I am now trying to quickly finish the tidying of the herbaceous beds and shrubberies as well as dig up the potato crop. It is a good crop this year, the only downside being that it is taking me a lot longer to dig than last years crop. I am afraid I have allowed the vegetable garden to get rather weedy this year due to having too many other jobs which were higher up the “to do” list. They are definitely only plants in the wrong places as so many of them are very nice herbaceous perennials which I would be happy to see growing in other areas but of course they prefer to seed into the veg garden. I may move some of them if I have time but most will go into the compost bins.
It is unusual for me to be able to mow this late in the year as it is often too wet by now but each week I keep doing just one more mow before the weather turns.
We have just got a new Rowan for our burgeoning collection, it is Sorbus hedlundii which has large silver-green leaves with pronounced midribs and veins. We also bought two small shrubs, Caryopteris Dark Night which has dark blue flowers. Fothergilla intermedia Blue Shadow which has fluffy white flowers and dusky blue leaves. The colours look great next to the new Anemone Fantasy Pocahantas, unfortunately they are of similar height and so I will not plant them together. Perhaps the Fothergilla would look good surrounded by Ophiopogon nigrescens which is a low black grass.

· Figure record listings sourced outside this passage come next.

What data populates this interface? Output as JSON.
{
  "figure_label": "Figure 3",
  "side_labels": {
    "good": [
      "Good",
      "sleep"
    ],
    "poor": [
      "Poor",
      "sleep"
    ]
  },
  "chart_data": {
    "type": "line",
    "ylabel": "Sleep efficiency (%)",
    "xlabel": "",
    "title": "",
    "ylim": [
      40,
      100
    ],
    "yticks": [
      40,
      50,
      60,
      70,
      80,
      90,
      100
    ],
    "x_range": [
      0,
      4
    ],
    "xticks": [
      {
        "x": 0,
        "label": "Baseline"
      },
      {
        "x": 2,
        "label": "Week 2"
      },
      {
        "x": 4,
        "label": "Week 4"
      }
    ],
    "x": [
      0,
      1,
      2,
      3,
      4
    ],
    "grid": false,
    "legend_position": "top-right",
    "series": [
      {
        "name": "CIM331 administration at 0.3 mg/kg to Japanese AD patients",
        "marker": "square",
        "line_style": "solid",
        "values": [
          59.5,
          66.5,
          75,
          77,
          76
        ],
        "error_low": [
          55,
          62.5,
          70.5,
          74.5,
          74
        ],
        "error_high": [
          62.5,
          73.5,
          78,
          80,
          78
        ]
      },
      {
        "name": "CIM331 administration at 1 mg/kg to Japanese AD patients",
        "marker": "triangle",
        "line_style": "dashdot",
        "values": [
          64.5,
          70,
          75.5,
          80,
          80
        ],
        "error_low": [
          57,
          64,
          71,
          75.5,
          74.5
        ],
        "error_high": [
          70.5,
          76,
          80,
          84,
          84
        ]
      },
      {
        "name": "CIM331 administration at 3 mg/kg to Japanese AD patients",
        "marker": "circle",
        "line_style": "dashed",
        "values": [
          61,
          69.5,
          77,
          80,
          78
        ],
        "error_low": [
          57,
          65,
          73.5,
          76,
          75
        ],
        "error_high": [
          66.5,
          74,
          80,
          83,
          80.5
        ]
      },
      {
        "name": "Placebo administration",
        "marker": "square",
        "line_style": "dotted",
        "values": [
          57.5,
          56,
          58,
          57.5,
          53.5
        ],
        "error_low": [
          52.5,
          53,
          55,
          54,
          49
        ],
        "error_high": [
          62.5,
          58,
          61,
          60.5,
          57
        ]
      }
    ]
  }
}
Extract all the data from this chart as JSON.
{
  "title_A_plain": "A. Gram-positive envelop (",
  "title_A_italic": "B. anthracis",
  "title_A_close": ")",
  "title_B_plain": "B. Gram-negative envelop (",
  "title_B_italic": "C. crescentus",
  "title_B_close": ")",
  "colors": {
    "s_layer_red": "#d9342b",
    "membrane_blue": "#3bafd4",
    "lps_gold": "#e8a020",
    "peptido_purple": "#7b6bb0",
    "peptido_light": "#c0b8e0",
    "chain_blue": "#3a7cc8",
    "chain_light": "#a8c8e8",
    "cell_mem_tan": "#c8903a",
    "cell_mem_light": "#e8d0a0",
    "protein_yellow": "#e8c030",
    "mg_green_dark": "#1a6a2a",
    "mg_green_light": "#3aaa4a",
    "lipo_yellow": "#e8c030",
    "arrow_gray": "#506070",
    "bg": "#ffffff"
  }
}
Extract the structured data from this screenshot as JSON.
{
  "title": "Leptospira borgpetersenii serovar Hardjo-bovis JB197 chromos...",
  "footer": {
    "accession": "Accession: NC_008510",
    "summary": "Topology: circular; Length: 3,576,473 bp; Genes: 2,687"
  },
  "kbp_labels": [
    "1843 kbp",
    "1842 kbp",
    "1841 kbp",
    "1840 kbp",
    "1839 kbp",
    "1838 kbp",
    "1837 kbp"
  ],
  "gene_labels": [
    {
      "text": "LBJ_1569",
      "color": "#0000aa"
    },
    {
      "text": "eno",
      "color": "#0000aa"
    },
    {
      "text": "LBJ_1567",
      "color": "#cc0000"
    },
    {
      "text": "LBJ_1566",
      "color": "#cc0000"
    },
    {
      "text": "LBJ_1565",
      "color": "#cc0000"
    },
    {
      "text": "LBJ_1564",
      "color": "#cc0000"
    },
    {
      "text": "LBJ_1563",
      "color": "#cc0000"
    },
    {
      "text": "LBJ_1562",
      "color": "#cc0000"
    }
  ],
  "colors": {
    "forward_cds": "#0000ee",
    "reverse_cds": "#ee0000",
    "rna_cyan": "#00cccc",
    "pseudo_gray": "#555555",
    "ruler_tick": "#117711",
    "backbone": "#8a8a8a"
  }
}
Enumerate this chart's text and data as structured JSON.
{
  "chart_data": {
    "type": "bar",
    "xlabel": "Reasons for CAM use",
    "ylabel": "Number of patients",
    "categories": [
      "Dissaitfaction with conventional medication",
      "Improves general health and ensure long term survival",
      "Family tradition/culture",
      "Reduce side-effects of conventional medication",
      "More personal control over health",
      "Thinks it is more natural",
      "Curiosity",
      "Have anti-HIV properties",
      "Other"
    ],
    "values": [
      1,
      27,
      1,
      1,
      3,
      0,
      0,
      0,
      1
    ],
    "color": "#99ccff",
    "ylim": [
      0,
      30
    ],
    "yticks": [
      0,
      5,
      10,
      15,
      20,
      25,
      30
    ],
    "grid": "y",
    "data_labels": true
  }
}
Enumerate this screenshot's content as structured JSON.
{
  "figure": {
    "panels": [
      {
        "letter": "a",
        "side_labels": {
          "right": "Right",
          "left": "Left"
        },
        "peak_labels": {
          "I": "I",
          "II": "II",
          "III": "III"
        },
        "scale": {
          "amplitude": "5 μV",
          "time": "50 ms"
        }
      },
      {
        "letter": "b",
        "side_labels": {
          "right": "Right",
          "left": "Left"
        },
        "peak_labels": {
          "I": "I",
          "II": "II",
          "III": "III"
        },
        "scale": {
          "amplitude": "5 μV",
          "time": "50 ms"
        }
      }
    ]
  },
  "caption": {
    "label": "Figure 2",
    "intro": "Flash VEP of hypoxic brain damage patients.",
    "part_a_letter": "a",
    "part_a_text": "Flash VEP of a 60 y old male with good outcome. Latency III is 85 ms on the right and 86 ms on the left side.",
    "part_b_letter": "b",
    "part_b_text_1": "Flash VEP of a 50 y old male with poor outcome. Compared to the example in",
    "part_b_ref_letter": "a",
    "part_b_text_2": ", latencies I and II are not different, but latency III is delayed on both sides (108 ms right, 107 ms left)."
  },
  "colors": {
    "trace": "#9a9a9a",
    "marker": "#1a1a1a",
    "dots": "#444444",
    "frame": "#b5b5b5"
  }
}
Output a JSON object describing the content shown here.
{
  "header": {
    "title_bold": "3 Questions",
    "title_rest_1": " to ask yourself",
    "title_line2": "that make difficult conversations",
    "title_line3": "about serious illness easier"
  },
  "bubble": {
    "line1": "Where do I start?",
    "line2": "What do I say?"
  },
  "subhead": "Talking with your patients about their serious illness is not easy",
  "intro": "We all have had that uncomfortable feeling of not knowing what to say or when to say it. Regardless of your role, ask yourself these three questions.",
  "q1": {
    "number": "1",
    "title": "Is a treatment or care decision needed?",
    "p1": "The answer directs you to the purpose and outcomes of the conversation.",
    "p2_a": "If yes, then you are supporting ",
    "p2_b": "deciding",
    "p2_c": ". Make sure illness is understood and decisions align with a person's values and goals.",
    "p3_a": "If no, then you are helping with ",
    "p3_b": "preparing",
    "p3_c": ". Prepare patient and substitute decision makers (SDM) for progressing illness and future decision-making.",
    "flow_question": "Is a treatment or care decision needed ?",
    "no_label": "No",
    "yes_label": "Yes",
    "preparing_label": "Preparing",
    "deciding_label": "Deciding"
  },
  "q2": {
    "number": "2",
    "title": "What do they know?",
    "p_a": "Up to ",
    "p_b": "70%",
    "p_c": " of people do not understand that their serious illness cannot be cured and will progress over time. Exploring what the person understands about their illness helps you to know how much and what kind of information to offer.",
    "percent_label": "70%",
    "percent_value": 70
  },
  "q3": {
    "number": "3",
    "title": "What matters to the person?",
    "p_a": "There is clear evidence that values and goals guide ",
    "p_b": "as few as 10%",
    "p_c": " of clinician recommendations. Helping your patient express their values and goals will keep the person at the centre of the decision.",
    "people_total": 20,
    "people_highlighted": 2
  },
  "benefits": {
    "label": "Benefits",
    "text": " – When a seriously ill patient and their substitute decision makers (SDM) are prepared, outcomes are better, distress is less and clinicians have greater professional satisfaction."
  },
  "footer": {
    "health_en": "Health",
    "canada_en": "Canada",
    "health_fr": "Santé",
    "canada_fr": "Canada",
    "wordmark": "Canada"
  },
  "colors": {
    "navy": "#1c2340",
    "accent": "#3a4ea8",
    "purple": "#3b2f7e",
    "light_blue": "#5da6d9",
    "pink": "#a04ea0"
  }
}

Plant of the Month: Aster - Michaelmas Daisy
For massed herbaceous colour at this time of year Asters are you plant as the daisy-like flowers come in many different colours and look quite vibrant en-masse. They are native to temperate northern hemisphere being most numerous in North America. There are over 250 species ranging in height from rock garden size up to 6ft (1.8m). They generally prefer sun in well-drained compost-enriched soil with some moisture and shelter from strong winds. Propagate from division in spring or late Autumn or from softwood cuttings in late spring.